Flosse returns as president of French Polynesia

May 8, 1991
Issue 

AUCKLAND — When French Polynesia's 41-seat Territorial Assembly met on April 5 to decide the South Pacific territory's new president for five years, the choice marked a remarkable political comeback.

Gaston Flosse, the part-Tahitian who, as France's controversial pacific affairs secretary, fell from grace in Polynesia in the wake of corruption allegations and rioting in Papeete during 1987, had the numbers to regain office.

Two previous parliamentary sessions since the March 17 election failed to resolve the leadership issue, but this time a challenge by the pro-independence campaigner Oscar Temaru was unable to stave off the inevitable.

Present Tahitian politics are very fluid, if not volatile, and the governing coalition could collapse even quicker than the last one headed by the 57-year-old Flosse.

Although Flosse's party, Tahoeraa Huiraatira (People's Rally), won 18 seats after a high-spending election campaign, it was not enough to govern outright. Flosse has been negotiating to form a coalition government with the centrist party Aia Api (New Country), led by maverick part-Tahitian Emile Vernaudon, which won five seats.

The conservative Tahoeraa is affiliated to the French Gaullist Rally for the Republic party led by former prime minister Jacques Chirac.

Flosse won the presidency with 25 votes, 18 from his own party and seven representing Aia Api and two independents. Twelve opposition Polynesian Union members walked out before the vote.

"Our priority is to sort out the territory's finances, which are in a mess", said Flosse. He promised to introduce a balanced budget early in May, adding that it was difficult to forecast his strategy until he knew the true financial state of the territory.

But the success of Flosse is far from the "triumph" proclaimed by the French press. The news media have generally interpreted the election result as demonstrating the Polynesian people are strongly in favour of French rule and nuclear bomb tests at Moruroa and Fangataufa atolls.

In fact, Tahoeraa Huiraatira gained less than 27,000 votes, or barely 31 per cent of the ballots cast, to win its 18 seats. The losing Polynesian Union, headed by outgoing president Alexandre Leontieff and popular Papeete Mayor Jean Juvetin, gained the same percentage but won only 10 seats.

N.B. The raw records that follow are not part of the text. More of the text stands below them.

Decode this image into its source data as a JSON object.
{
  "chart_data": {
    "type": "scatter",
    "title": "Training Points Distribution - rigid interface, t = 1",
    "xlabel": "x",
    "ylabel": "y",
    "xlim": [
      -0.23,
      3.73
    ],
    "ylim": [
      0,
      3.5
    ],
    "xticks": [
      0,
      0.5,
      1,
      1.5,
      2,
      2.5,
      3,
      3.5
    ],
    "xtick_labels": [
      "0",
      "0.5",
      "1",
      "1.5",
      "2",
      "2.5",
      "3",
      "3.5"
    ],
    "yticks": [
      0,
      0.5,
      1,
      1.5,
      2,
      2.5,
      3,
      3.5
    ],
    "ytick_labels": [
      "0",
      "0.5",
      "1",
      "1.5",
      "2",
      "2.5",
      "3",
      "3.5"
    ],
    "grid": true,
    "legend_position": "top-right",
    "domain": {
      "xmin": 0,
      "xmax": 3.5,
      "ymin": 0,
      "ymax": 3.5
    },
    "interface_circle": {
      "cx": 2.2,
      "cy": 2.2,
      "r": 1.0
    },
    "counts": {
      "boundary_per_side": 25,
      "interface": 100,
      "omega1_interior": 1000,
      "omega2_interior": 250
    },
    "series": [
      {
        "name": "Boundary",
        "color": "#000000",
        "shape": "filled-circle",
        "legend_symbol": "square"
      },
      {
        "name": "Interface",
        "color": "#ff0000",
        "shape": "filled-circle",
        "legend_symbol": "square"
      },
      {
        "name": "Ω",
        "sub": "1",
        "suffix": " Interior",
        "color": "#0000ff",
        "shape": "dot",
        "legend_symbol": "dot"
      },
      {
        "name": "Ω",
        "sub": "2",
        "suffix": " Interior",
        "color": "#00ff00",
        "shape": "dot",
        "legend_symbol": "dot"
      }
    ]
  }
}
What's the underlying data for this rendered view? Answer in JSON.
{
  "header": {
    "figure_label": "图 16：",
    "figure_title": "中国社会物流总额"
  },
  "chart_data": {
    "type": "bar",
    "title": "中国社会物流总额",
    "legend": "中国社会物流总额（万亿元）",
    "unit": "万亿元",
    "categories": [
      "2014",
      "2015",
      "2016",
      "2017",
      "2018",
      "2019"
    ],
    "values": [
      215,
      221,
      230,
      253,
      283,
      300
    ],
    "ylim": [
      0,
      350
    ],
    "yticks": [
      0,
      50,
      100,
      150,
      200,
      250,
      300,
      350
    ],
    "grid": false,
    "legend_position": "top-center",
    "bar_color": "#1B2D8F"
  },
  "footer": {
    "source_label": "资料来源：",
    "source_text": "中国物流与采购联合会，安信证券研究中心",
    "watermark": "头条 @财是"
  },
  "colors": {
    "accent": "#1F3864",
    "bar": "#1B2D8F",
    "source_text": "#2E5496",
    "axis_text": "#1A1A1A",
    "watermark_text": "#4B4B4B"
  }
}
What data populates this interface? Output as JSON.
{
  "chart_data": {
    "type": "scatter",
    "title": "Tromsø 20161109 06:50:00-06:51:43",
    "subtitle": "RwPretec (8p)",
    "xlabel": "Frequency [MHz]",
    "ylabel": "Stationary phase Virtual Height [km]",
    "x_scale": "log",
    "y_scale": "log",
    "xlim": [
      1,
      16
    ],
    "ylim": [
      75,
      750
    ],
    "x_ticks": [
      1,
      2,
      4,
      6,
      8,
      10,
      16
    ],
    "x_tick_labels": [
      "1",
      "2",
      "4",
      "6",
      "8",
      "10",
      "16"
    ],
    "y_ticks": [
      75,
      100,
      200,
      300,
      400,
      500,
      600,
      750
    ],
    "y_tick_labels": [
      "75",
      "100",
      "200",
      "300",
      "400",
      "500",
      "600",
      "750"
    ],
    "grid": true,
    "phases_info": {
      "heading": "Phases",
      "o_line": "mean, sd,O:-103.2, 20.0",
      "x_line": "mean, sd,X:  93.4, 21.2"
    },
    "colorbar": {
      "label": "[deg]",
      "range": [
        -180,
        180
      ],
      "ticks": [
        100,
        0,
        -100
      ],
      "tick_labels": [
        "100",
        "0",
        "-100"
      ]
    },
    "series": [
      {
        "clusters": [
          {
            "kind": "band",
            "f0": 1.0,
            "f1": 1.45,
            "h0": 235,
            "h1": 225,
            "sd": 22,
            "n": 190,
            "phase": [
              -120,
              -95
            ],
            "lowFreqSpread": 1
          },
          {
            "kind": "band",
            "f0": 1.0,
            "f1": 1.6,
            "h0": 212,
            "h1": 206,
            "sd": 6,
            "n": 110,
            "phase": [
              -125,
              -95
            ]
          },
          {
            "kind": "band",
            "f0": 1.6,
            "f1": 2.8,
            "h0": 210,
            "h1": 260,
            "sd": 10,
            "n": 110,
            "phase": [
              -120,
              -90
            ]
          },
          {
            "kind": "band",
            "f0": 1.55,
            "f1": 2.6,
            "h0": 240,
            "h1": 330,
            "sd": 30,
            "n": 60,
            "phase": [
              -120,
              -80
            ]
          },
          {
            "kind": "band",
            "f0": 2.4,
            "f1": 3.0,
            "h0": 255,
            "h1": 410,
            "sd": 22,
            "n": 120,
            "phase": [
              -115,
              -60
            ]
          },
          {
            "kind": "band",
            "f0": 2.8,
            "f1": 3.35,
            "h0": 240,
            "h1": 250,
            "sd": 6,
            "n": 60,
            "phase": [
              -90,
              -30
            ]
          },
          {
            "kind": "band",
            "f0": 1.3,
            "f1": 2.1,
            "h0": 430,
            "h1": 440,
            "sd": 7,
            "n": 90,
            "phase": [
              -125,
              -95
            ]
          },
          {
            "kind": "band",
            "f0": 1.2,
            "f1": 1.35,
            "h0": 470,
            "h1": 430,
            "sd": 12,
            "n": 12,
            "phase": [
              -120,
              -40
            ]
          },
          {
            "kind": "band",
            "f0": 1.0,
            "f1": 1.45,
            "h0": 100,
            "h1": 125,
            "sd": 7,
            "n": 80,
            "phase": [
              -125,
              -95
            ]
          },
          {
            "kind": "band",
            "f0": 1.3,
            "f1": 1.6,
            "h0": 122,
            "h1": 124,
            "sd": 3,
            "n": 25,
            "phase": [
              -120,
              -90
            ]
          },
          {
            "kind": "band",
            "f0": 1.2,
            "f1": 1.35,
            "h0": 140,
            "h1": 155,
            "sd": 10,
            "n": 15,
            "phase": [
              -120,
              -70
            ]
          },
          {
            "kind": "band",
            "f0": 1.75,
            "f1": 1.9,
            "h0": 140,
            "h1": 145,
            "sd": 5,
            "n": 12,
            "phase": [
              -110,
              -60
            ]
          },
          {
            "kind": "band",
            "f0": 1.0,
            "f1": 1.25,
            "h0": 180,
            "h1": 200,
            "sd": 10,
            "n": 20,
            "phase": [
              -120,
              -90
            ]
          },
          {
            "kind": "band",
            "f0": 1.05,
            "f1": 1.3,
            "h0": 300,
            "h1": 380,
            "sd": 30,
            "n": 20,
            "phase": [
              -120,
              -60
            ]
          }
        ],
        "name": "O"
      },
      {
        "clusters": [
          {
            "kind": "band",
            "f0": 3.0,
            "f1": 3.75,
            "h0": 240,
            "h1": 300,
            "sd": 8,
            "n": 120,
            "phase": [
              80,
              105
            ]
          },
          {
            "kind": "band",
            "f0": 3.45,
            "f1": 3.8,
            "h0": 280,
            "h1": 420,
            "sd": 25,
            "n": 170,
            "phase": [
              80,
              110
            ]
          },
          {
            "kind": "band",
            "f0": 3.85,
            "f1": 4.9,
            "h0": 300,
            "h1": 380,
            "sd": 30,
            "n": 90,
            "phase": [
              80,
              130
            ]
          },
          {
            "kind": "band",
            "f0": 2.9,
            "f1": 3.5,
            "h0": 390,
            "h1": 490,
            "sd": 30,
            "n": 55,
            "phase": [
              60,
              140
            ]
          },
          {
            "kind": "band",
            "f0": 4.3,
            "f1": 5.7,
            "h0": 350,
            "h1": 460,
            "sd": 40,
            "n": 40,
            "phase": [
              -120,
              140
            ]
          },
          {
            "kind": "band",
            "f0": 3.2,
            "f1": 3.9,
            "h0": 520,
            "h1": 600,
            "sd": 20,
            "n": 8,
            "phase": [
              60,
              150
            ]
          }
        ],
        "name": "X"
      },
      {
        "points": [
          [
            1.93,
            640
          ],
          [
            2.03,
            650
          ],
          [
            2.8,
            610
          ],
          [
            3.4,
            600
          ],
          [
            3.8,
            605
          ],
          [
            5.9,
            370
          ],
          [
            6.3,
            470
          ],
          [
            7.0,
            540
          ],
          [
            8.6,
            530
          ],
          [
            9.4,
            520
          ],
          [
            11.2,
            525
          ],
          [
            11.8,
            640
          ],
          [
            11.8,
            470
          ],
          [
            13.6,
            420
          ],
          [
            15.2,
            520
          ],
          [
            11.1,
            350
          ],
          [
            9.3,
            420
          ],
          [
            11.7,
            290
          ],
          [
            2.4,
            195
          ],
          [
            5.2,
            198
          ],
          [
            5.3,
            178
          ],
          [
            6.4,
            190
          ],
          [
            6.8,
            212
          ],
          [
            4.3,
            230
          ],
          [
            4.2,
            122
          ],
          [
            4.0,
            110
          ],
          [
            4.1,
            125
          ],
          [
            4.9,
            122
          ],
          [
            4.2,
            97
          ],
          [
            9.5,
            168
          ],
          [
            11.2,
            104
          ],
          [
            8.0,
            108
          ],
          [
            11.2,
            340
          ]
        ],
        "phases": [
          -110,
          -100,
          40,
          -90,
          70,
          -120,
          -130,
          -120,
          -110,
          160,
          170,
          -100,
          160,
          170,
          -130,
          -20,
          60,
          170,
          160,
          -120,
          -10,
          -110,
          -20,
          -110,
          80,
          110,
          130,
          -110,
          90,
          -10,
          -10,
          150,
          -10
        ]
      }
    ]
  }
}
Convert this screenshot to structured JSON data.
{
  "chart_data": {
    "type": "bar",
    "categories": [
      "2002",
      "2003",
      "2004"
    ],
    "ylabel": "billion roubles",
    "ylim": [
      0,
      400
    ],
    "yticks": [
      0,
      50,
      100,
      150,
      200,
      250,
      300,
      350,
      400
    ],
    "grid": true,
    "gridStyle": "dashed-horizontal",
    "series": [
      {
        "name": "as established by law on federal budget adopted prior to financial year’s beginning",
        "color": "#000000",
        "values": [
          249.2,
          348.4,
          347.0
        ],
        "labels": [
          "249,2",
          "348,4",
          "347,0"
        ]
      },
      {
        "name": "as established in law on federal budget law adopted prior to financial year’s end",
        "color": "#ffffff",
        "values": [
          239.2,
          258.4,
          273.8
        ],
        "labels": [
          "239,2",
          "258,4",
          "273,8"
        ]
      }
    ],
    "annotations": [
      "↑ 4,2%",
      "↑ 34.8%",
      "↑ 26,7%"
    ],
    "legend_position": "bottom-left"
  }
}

The Polynesian Union had headed the coalition government since the collapse the collapse of the Flosse administration after the riots by jobless youth in November 1987, but had suffered from lack of credibility and unity since then. In 1986, Flosse's party had won 22 seats outright, and three independent assemblymen joined his majority until Leontieff led a breakaway by 10 rebels. Another factor in Flosse's electoral recovery was that about half of those who voted for his party were French civilian experts, government officials, soldiers, sailors and bomb technicians living in Tahiti, who are allowed to participate in local elections.

Ironically, the day after the election, the Appeals Court in Paris partially cleared Flosse on corruption charges. It declared there was insufficient evidence to uphold charges filed in September 1989 that Flosse had used public funds to build a road to his private property at Erima-Arue.

Flosse had already been cleared of two other corruption charges on 26 November 1990. However, Judge Albert Moatty ruled that Flosse must face fraud charges over another property he owns in Paea. He is alleged to have used public funds to upgrade the property in 1986.

A feature of the election was the success of Temaru's Tavini Huiraatira in doubling its vote and winning four seats. But the rival pro-independence party, Ia Mana Te Nunaa (Power to the People), was dealt a bitter blow, losing all three seats it held in the outgoing assembly.

After leading a dramatic swing among pro-independence and anti-nuclear Tahitians in the and early 1980s, Ia Mana faltered after it joined the government. Thousands of supporters, apparently considering Ia Mana had sold out, defected to Tavini Huiraatira, which proclaims a "no-compromise" independence policy.

"Ia Mana lost its popularity because it formed an alliance with Leontieff, who is in favour of the existing colonial system and has never criticised the nuclear tests", said Tahiti commentator and historian Bengt Danielsson, co-author of Poisoned Reign, a noted book about French nuclear colonialism.